Regardless of the different ways to pay yourself, it’s important to have consistent payments and accurate records to properly report your income at tax time.
A salary is one of the most important things a business owner can do for their financial health. A steady income can help prevent erratic spending and provide a solid foundation for savings that can be used for a rainy day or to make future investments in the company. It can also motivate entrepreneurs who need help maintaining their motivation to work hard as they try to grow their companies.
Determining the appropriate amount for a salary can be a tricky process, particularly for new business owners. It can depend on the IRS’ definition of a reasonable wage, personal expenses, and the individual business’s needs. To determine the best number, a business owner should begin by looking at their company’s net income and cash. After subtracting the business’s current debt and calculating any tax payments, they can begin to set a reasonable salary.
Once the business owner has determined a proper salary, they must consider how often it should be paid. The frequency can vary, but biweekly is a common choice. Regardless of the payment method, it is important to stay on top of payroll taxes by filing quarterly returns. A small business owner can handle the payroll process independently, or they can utilize a full-service solution that calculates and withholds taxes, sends payments to taxing authorities, and generates pay stubs and W-2 forms.
Many factors determine how and when you will pay yourself as a business owner. Among these, your company’s legal structure is one of the most significant. It is essential to understand the ramifications of your choice.
Most notably, the type of compensation you receive will have tax implications. For example, if you are an independent contractor or member of a multi-member LLC, your options include taking an owner’s draw (non-reportable income) or receiving a salary. As a salary recipient, you will likely have federal, state, Social Security, and Medicare taxes withheld from your paycheck.
An owner’s draw allows a business owner to withdraw funds from the company for personal use. It is usually based on the equity you have invested in the company. The amount you take from the company will be recorded in your accounting system as a journal entry that debits the Owner’s Equity account and credits the Cash account.
As a small business owner, you should be careful to limit the amount of your draws so that there is enough money left over for ongoing business operations and other expenses. In addition, it is a good idea to reinvest some of your owner’s draw back into the company to help it grow and increase revenue.
As a small business owner, you need to strike the right balance between earning a living wage and making sure you’re left with enough money for emergencies, the company’s future growth, and paying your expenses. This can be not easy, especially during the early stages of your business. It is best to wait until you can afford a reasonable salary before taking funds from your business. Taking your profits out too quickly can put you in danger of running out of cash and may prevent you from funding any future growth, which could hurt the long-term success of your business.
Salary is one of the most traditional compensation methods for a small business owner, and it’s probably the method you’re most familiar with. It’s similar to paying an employee – you get a paycheck regularly, and the applicable taxes are automatically withheld from your payment. One advantage of this method is that it gives you more stability and is a hands-off way to handle your taxes.
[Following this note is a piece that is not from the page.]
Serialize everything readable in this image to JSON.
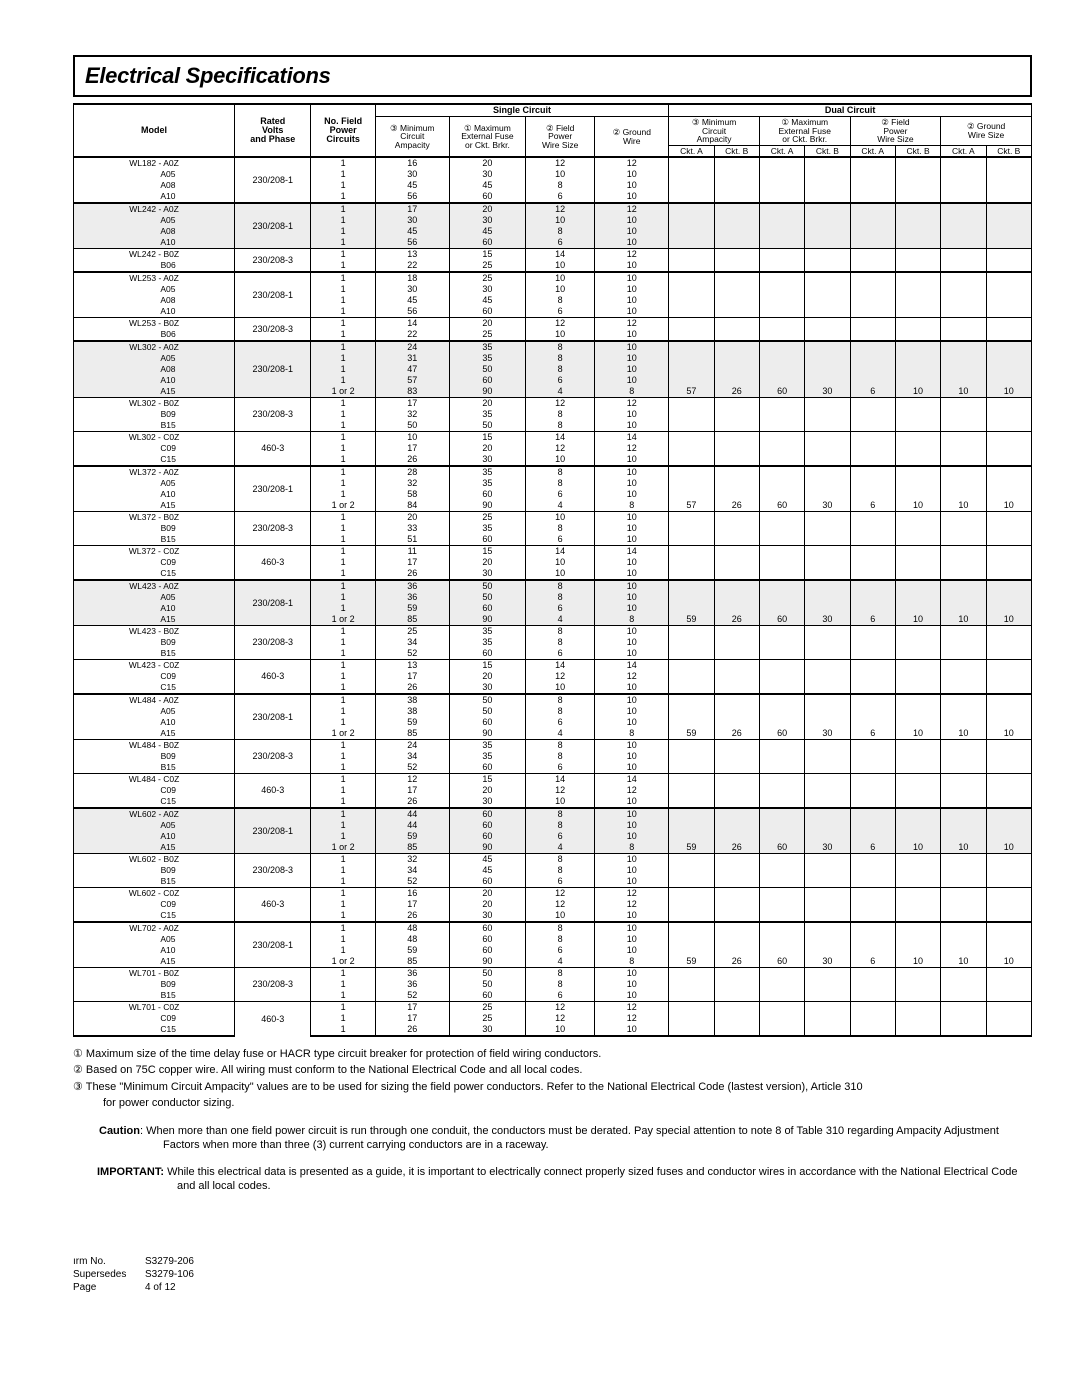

Bonuses are a great way to show appreciation and generosity as a small business owner. You can give yourself a bonus for meeting a particular milestone or to reward yourself after a successful project. A bonus can also be used to thank your employees for their hard work and loyalty. Monetary bonuses are the most common, but nonmonetary programs such as days off or gift cards are also effective.
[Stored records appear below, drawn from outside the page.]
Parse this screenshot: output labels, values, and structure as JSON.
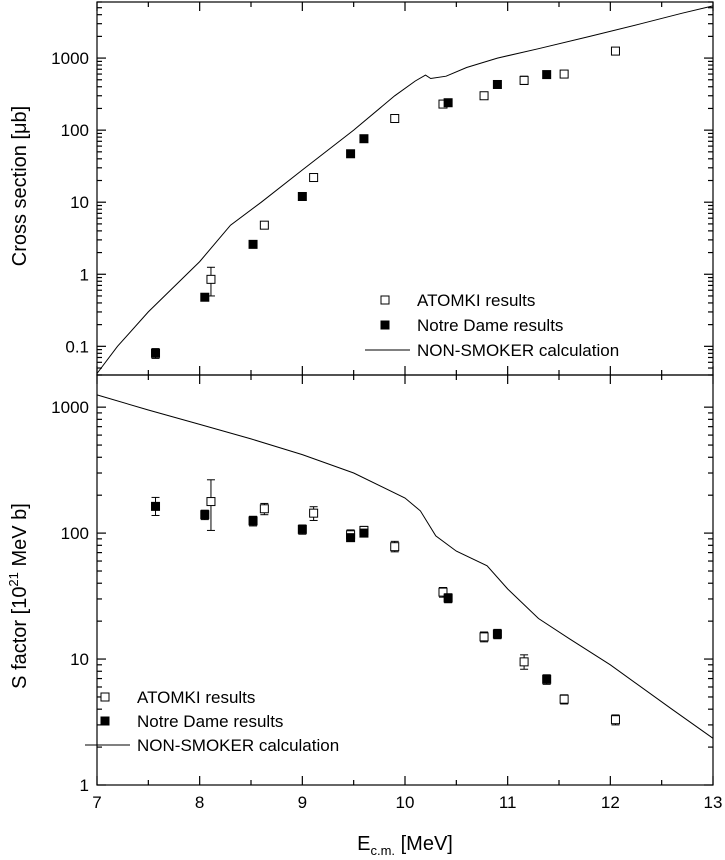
{
  "chart_data": [
    {
      "type": "scatter",
      "panel": "top",
      "title": "",
      "ylabel": "Cross section [μb]",
      "xlabel": "",
      "xlim": [
        7,
        13
      ],
      "ylim": [
        0.04,
        6000
      ],
      "yscale": "log",
      "grid": false,
      "legend_position": "bottom-right",
      "yticks": [
        {
          "v": 0.1,
          "label": "0.1"
        },
        {
          "v": 1,
          "label": "1"
        },
        {
          "v": 10,
          "label": "10"
        },
        {
          "v": 100,
          "label": "100"
        },
        {
          "v": 1000,
          "label": "1000"
        }
      ],
      "series": [
        {
          "name": "ATOMKI results",
          "style": "open-square",
          "points": [
            {
              "x": 8.11,
              "y": 0.85,
              "lo": 0.5,
              "hi": 1.25
            },
            {
              "x": 8.63,
              "y": 4.8
            },
            {
              "x": 9.11,
              "y": 22
            },
            {
              "x": 9.9,
              "y": 145
            },
            {
              "x": 10.37,
              "y": 230
            },
            {
              "x": 10.77,
              "y": 300
            },
            {
              "x": 11.16,
              "y": 490,
              "lo": 430,
              "hi": 560
            },
            {
              "x": 11.55,
              "y": 600
            },
            {
              "x": 12.05,
              "y": 1250
            }
          ]
        },
        {
          "name": "Notre Dame results",
          "style": "filled-square",
          "points": [
            {
              "x": 7.57,
              "y": 0.08,
              "lo": 0.068,
              "hi": 0.093
            },
            {
              "x": 8.05,
              "y": 0.48
            },
            {
              "x": 8.52,
              "y": 2.6
            },
            {
              "x": 9.0,
              "y": 12
            },
            {
              "x": 9.47,
              "y": 47
            },
            {
              "x": 9.6,
              "y": 76,
              "lo": 68,
              "hi": 85
            },
            {
              "x": 10.42,
              "y": 240
            },
            {
              "x": 10.9,
              "y": 430
            },
            {
              "x": 11.38,
              "y": 590
            }
          ]
        },
        {
          "name": "NON-SMOKER calculation",
          "style": "line",
          "points": [
            {
              "x": 7.0,
              "y": 0.042
            },
            {
              "x": 7.2,
              "y": 0.1
            },
            {
              "x": 7.5,
              "y": 0.3
            },
            {
              "x": 8.0,
              "y": 1.5
            },
            {
              "x": 8.3,
              "y": 4.8
            },
            {
              "x": 8.6,
              "y": 10
            },
            {
              "x": 9.0,
              "y": 28
            },
            {
              "x": 9.5,
              "y": 100
            },
            {
              "x": 9.9,
              "y": 300
            },
            {
              "x": 10.1,
              "y": 480
            },
            {
              "x": 10.2,
              "y": 580
            },
            {
              "x": 10.25,
              "y": 520
            },
            {
              "x": 10.4,
              "y": 560
            },
            {
              "x": 10.6,
              "y": 740
            },
            {
              "x": 10.9,
              "y": 1000
            },
            {
              "x": 11.3,
              "y": 1350
            },
            {
              "x": 11.8,
              "y": 2000
            },
            {
              "x": 12.3,
              "y": 3000
            },
            {
              "x": 12.7,
              "y": 4200
            },
            {
              "x": 13.0,
              "y": 5300
            }
          ]
        }
      ]
    },
    {
      "type": "scatter",
      "panel": "bottom",
      "title": "",
      "ylabel": "S factor [10",
      "ylabel_sup": "21",
      "ylabel_end": " MeV b]",
      "xlabel": "E",
      "xlabel_sub": "c.m.",
      "xlabel_end": " [MeV]",
      "xlim": [
        7,
        13
      ],
      "ylim": [
        1,
        1800
      ],
      "yscale": "log",
      "grid": false,
      "legend_position": "bottom-left",
      "xticks": [
        {
          "v": 7,
          "label": "7"
        },
        {
          "v": 8,
          "label": "8"
        },
        {
          "v": 9,
          "label": "9"
        },
        {
          "v": 10,
          "label": "10"
        },
        {
          "v": 11,
          "label": "11"
        },
        {
          "v": 12,
          "label": "12"
        },
        {
          "v": 13,
          "label": "13"
        }
      ],
      "yticks": [
        {
          "v": 1,
          "label": "1"
        },
        {
          "v": 10,
          "label": "10"
        },
        {
          "v": 100,
          "label": "100"
        },
        {
          "v": 1000,
          "label": "1000"
        }
      ],
      "series": [
        {
          "name": "ATOMKI results",
          "style": "open-square",
          "points": [
            {
              "x": 8.11,
              "y": 178,
              "lo": 105,
              "hi": 265
            },
            {
              "x": 8.63,
              "y": 156,
              "lo": 140,
              "hi": 172
            },
            {
              "x": 9.11,
              "y": 144,
              "lo": 126,
              "hi": 162
            },
            {
              "x": 9.47,
              "y": 97,
              "lo": 88,
              "hi": 106
            },
            {
              "x": 9.6,
              "y": 105,
              "lo": 97,
              "hi": 113
            },
            {
              "x": 9.9,
              "y": 78,
              "lo": 71,
              "hi": 86
            },
            {
              "x": 10.37,
              "y": 34,
              "lo": 31,
              "hi": 37
            },
            {
              "x": 10.77,
              "y": 15,
              "lo": 13.7,
              "hi": 16.4
            },
            {
              "x": 11.16,
              "y": 9.5,
              "lo": 8.3,
              "hi": 10.8
            },
            {
              "x": 11.55,
              "y": 4.8,
              "lo": 4.4,
              "hi": 5.2
            },
            {
              "x": 12.05,
              "y": 3.3,
              "lo": 3.0,
              "hi": 3.6
            }
          ]
        },
        {
          "name": "Notre Dame results",
          "style": "filled-square",
          "points": [
            {
              "x": 7.57,
              "y": 163,
              "lo": 138,
              "hi": 192
            },
            {
              "x": 8.05,
              "y": 140,
              "lo": 128,
              "hi": 152
            },
            {
              "x": 8.52,
              "y": 125,
              "lo": 114,
              "hi": 136
            },
            {
              "x": 9.0,
              "y": 107,
              "lo": 98,
              "hi": 116
            },
            {
              "x": 9.47,
              "y": 92,
              "lo": 86,
              "hi": 98
            },
            {
              "x": 9.6,
              "y": 100
            },
            {
              "x": 10.42,
              "y": 30.5,
              "lo": 28,
              "hi": 33
            },
            {
              "x": 10.9,
              "y": 15.8,
              "lo": 14.5,
              "hi": 17.2
            },
            {
              "x": 11.38,
              "y": 6.9,
              "lo": 6.3,
              "hi": 7.5
            }
          ]
        },
        {
          "name": "NON-SMOKER calculation",
          "style": "line",
          "points": [
            {
              "x": 7.0,
              "y": 1250
            },
            {
              "x": 7.5,
              "y": 950
            },
            {
              "x": 8.0,
              "y": 730
            },
            {
              "x": 8.5,
              "y": 560
            },
            {
              "x": 9.0,
              "y": 420
            },
            {
              "x": 9.5,
              "y": 300
            },
            {
              "x": 10.0,
              "y": 190
            },
            {
              "x": 10.15,
              "y": 150
            },
            {
              "x": 10.3,
              "y": 95
            },
            {
              "x": 10.5,
              "y": 72
            },
            {
              "x": 10.8,
              "y": 55
            },
            {
              "x": 11.0,
              "y": 36
            },
            {
              "x": 11.3,
              "y": 21
            },
            {
              "x": 11.6,
              "y": 14.5
            },
            {
              "x": 12.0,
              "y": 9.0
            },
            {
              "x": 12.6,
              "y": 4.0
            },
            {
              "x": 13.0,
              "y": 2.35
            }
          ]
        }
      ]
    }
  ]
}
As a business owner, you should always ensure that your income is enough to cover your living expenses, savings, and small luxuries. While it may not be the first thing you think of when launching your startup, learning how to pay yourself properly can help you avoid stress and set you up for success as your company grows.
Deciding on the best payment method for you and your business will depend on various factors, such as your business structure and growth stage. A good accountant can advise you on each option’s pros and cons based on your circumstances.
When choosing whether to take a salary or an owner’s draw, make sure to factor in your business expenses and any outstanding debt that you may have. In addition, it’s important to consider tax and reinvestment savings as you plan your compensation.
It’s also critical to set up a system for tracking payments and invoices, as this will make it easier to track how much you should be paying yourself each month. Using a money management tool can help you streamline this process and automate billing so you don’t have to spend time chasing down payments. This way, you can focus on building your business.